Saturday, January 6, 2018

DEVASTATION of a sorts

     This post is to serve as a preface to a short voyage to California and on to the Arizona desert...

AND AGAIN CHANGED: JOHN WESLEY

EMPTY AMERICAN LETTERS a Bulgarian novel written in English

JUST LIKE THAT

TRAVELS WITH ELIZABETH

FORGET THE FUURE

NOTHING DOING

7THE END AND A BEGINNING

8DIPTYCH BEFORE DYING

       By making the list I see what I have done... but I also see what has not happened: these manuscripts have not been seen into print.  
      Of course the fault is mine.  
      Yet.
      Yet.
      To even hesitate about: of course the fault is mine

                                         34
        
      Most  of these manuscripts have been seen by editors---guys like like Richard Seaver, Daniel Halpern, and others whose names... who claimed they admired my work, guys who I knew for more than 35 years at least but the excuse: sales and being dictated to by the sales department... for whatever reason they were not prepared to suspect the books might sell well as happened at DALKEY ARCHIVE, where John O'Brien under-estimated sales and reviews so had to go back to press for GOING TO PATCHOGUE

                                                     35

      Sections, parts, prepared slides from the following books have been published:  FORGET THE FUTURE in BOMB as well as in THE CREAM CITY REVIEW...  AND AGAIN CHANGE: JOHN WESLEY in THE NOTRE DAME REVIEW, as was THE END AND A BEGINNING...  JUST LIKE THAT--- the opening and the conclusion appeared in THE READING ROOM edited by Barbara Probst Solomon.

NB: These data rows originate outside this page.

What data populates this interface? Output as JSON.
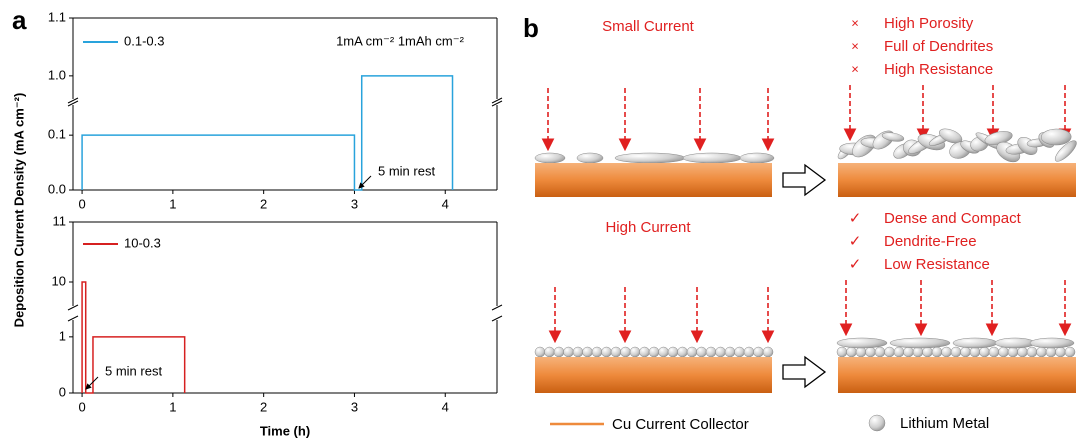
{
  "chart_data": [
    {
      "type": "line",
      "panel_label": "a",
      "y_label": "Deposition Current Density (mA cm⁻²)",
      "annotations": [
        "1mA cm⁻² 1mAh cm⁻²",
        "5 min rest"
      ],
      "series": [
        {
          "name": "0.1-0.3",
          "color": "#29a3dc",
          "x": [
            0,
            0,
            3,
            3,
            3.08,
            3.08,
            4.08,
            4.08
          ],
          "values": [
            0,
            0.1,
            0.1,
            0,
            0,
            1,
            1,
            0
          ]
        }
      ],
      "xlim": [
        -0.1,
        4.57
      ],
      "xticks": [
        0,
        1,
        2,
        3,
        4
      ],
      "ylim": [
        0,
        1.1
      ],
      "y_break": [
        0.155,
        0.96
      ],
      "yticks": [
        {
          "value": 0,
          "label": "0.0"
        },
        0.1,
        {
          "value": 1,
          "label": "1.0"
        },
        1.1
      ]
    },
    {
      "type": "line",
      "x_label": "Time (h)",
      "annotations": [
        "5 min rest"
      ],
      "series": [
        {
          "name": "10-0.3",
          "color": "#d62020",
          "x": [
            0,
            0,
            0.04,
            0.04,
            0.12,
            0.12,
            1.13,
            1.13
          ],
          "values": [
            0,
            10,
            10,
            0,
            0,
            1,
            1,
            0
          ]
        }
      ],
      "xlim": [
        -0.1,
        4.57
      ],
      "xticks": [
        0,
        1,
        2,
        3,
        4
      ],
      "ylim": [
        0,
        11
      ],
      "y_break": [
        1.3,
        9.6
      ],
      "yticks": [
        0,
        1,
        10,
        11
      ]
    }
  ],
  "schematic": {
    "label": "b",
    "top": {
      "condition": "Small Current",
      "results": [
        {
          "mark": "×",
          "text": "High Porosity"
        },
        {
          "mark": "×",
          "text": "Full of Dendrites"
        },
        {
          "mark": "×",
          "text": "High Resistance"
        }
      ]
    },
    "bottom": {
      "condition": "High Current",
      "results": [
        {
          "mark": "✓",
          "text": "Dense and Compact"
        },
        {
          "mark": "✓",
          "text": "Dendrite-Free"
        },
        {
          "mark": "✓",
          "text": "Low Resistance"
        }
      ]
    },
    "legend": [
      "Cu Current Collector",
      "Lithium Metal"
    ]
  }
}
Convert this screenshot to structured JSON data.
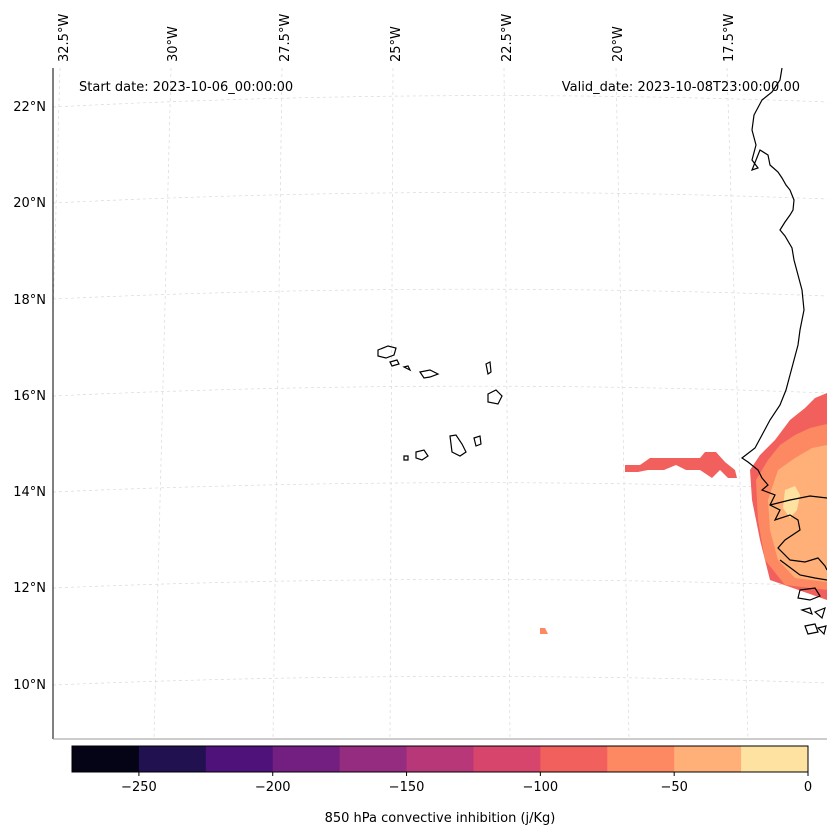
{
  "map": {
    "start_date": "Start date: 2023-10-06_00:00:00",
    "valid_date": "Valid_date: 2023-10-08T23:00:00.00",
    "lon_labels": [
      "32.5°W",
      "30°W",
      "27.5°W",
      "25°W",
      "22.5°W",
      "20°W",
      "17.5°W"
    ],
    "lat_labels": [
      "22°N",
      "20°N",
      "18°N",
      "16°N",
      "14°N",
      "12°N",
      "10°N"
    ],
    "field_name": "850 hPa convective inhibition",
    "projection": "regional conic with graticule",
    "region": "Cape Verde islands and West African coast (Senegal, Gambia, Guinea-Bissau)"
  },
  "colorbar": {
    "label": "850 hPa convective inhibition (j/Kg)",
    "tick_labels": [
      "−250",
      "−200",
      "−150",
      "−100",
      "−50",
      "0"
    ],
    "ticks": [
      -250,
      -200,
      -150,
      -100,
      -50,
      0
    ],
    "range": [
      -275,
      0
    ],
    "bins": [
      -275,
      -250,
      -225,
      -200,
      -175,
      -150,
      -125,
      -100,
      -75,
      -50,
      -25,
      0
    ],
    "colors": [
      "#050416",
      "#221150",
      "#4f127b",
      "#721f81",
      "#952c80",
      "#b73779",
      "#d8456c",
      "#f1605d",
      "#fc8961",
      "#feb078",
      "#fde2a2"
    ],
    "scale": "magma"
  },
  "field_colors": {
    "band_minus_100_to_minus_75": "#f1605d",
    "band_minus_75_to_minus_50": "#fc8961",
    "band_minus_50_to_minus_25": "#feb078",
    "band_minus_25_to_0": "#fde2a2",
    "coastline": "#000000",
    "gridline": "#d9d9d9"
  }
}
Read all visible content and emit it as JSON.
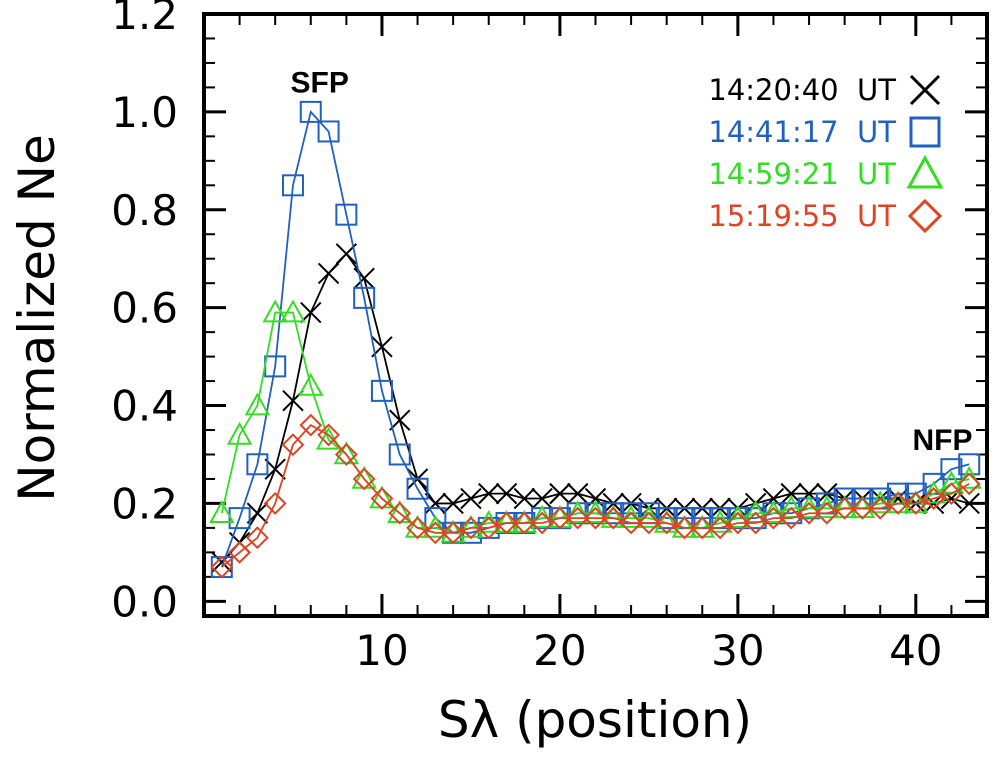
{
  "chart_data": {
    "type": "line",
    "title": "",
    "xlabel": "Sλ (position)",
    "ylabel": "Normalized Ne",
    "xlim": [
      0,
      44
    ],
    "ylim": [
      -0.03,
      1.2
    ],
    "xticks": [
      10,
      20,
      30,
      40
    ],
    "yticks": [
      0.0,
      0.2,
      0.4,
      0.6,
      0.8,
      1.0,
      1.2
    ],
    "ytick_labels": [
      "0.0",
      "0.2",
      "0.4",
      "0.6",
      "0.8",
      "1.0",
      "1.2"
    ],
    "annotations": [
      {
        "text": "SFP",
        "x": 6.5,
        "y": 1.06
      },
      {
        "text": "NFP",
        "x": 41.5,
        "y": 0.33
      }
    ],
    "x": [
      1,
      2,
      3,
      4,
      5,
      6,
      7,
      8,
      9,
      10,
      11,
      12,
      13,
      14,
      15,
      16,
      17,
      18,
      19,
      20,
      21,
      22,
      23,
      24,
      25,
      26,
      27,
      28,
      29,
      30,
      31,
      32,
      33,
      34,
      35,
      36,
      37,
      38,
      39,
      40,
      41,
      42,
      43
    ],
    "series": [
      {
        "name": "14:20:40",
        "legend": "14:20:40  UT",
        "color": "#000000",
        "marker": "x",
        "values": [
          0.08,
          0.12,
          0.18,
          0.27,
          0.41,
          0.59,
          0.67,
          0.71,
          0.66,
          0.52,
          0.37,
          0.25,
          0.2,
          0.2,
          0.21,
          0.22,
          0.22,
          0.21,
          0.21,
          0.22,
          0.22,
          0.21,
          0.2,
          0.2,
          0.19,
          0.19,
          0.19,
          0.19,
          0.19,
          0.19,
          0.2,
          0.21,
          0.22,
          0.22,
          0.22,
          0.21,
          0.21,
          0.21,
          0.21,
          0.2,
          0.2,
          0.21,
          0.2
        ]
      },
      {
        "name": "14:41:17",
        "legend": "14:41:17  UT",
        "color": "#2060c0",
        "marker": "square",
        "values": [
          0.07,
          0.17,
          0.28,
          0.48,
          0.85,
          1.0,
          0.96,
          0.79,
          0.62,
          0.43,
          0.3,
          0.23,
          0.17,
          0.14,
          0.14,
          0.15,
          0.16,
          0.16,
          0.17,
          0.17,
          0.18,
          0.18,
          0.18,
          0.18,
          0.18,
          0.17,
          0.17,
          0.17,
          0.17,
          0.17,
          0.17,
          0.18,
          0.18,
          0.19,
          0.2,
          0.21,
          0.21,
          0.21,
          0.22,
          0.22,
          0.24,
          0.27,
          0.28
        ]
      },
      {
        "name": "14:59:21",
        "legend": "14:59:21  UT",
        "color": "#33dd22",
        "marker": "triangle",
        "values": [
          0.18,
          0.34,
          0.4,
          0.59,
          0.59,
          0.44,
          0.33,
          0.3,
          0.25,
          0.21,
          0.18,
          0.15,
          0.15,
          0.14,
          0.15,
          0.16,
          0.16,
          0.16,
          0.17,
          0.17,
          0.18,
          0.18,
          0.17,
          0.17,
          0.17,
          0.16,
          0.15,
          0.15,
          0.16,
          0.17,
          0.18,
          0.18,
          0.19,
          0.19,
          0.19,
          0.19,
          0.19,
          0.2,
          0.2,
          0.2,
          0.22,
          0.24,
          0.25
        ]
      },
      {
        "name": "15:19:55",
        "legend": "15:19:55  UT",
        "color": "#dd4422",
        "marker": "diamond",
        "values": [
          0.07,
          0.1,
          0.13,
          0.2,
          0.32,
          0.36,
          0.34,
          0.3,
          0.25,
          0.21,
          0.18,
          0.15,
          0.14,
          0.14,
          0.15,
          0.15,
          0.16,
          0.16,
          0.16,
          0.17,
          0.17,
          0.17,
          0.17,
          0.16,
          0.16,
          0.16,
          0.15,
          0.15,
          0.15,
          0.16,
          0.16,
          0.17,
          0.17,
          0.18,
          0.18,
          0.19,
          0.19,
          0.19,
          0.2,
          0.2,
          0.21,
          0.22,
          0.24
        ]
      }
    ]
  }
}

AND so, even I, a connoisseur of self-loathing  can't go on with this and was thinking of the positive response to the selection from EMPTY AMERICAN LETTERS an Bulgarian novel in English that I read at the Bulgarian Consulate in New York City and I will not refrain from mentioning the sort of thumbs-up from Georgia Gospodinov and his wife Biliana Kourtasheva who introduced the reading  which lead me to realize that both THE CORPSE DREAM OF N. PETKOV and EMPTY AMERICAN LETTERS a Bulgarian novel written in English revolve or are instigated by the contemplation of a dead person.  PETKOV found a home in both English at Dalkey Archive Press and at Northwestern University Press and even in a  Bulgarian journal Svreminik , a "thick" journal much like Novy Mir, the famous Russian journal, upon which it was modeled while EMPTY... is a pile of pages on the desk by which I type this and in a digital form within the machine... but the corpse that launched this manuscript was turned to ashes for which there was no burial site in Upstate New York, while that narrator journeys on the aerial  toll-way of a soul within the Orthodox Christian belief looking for a place to... in Bulgaria.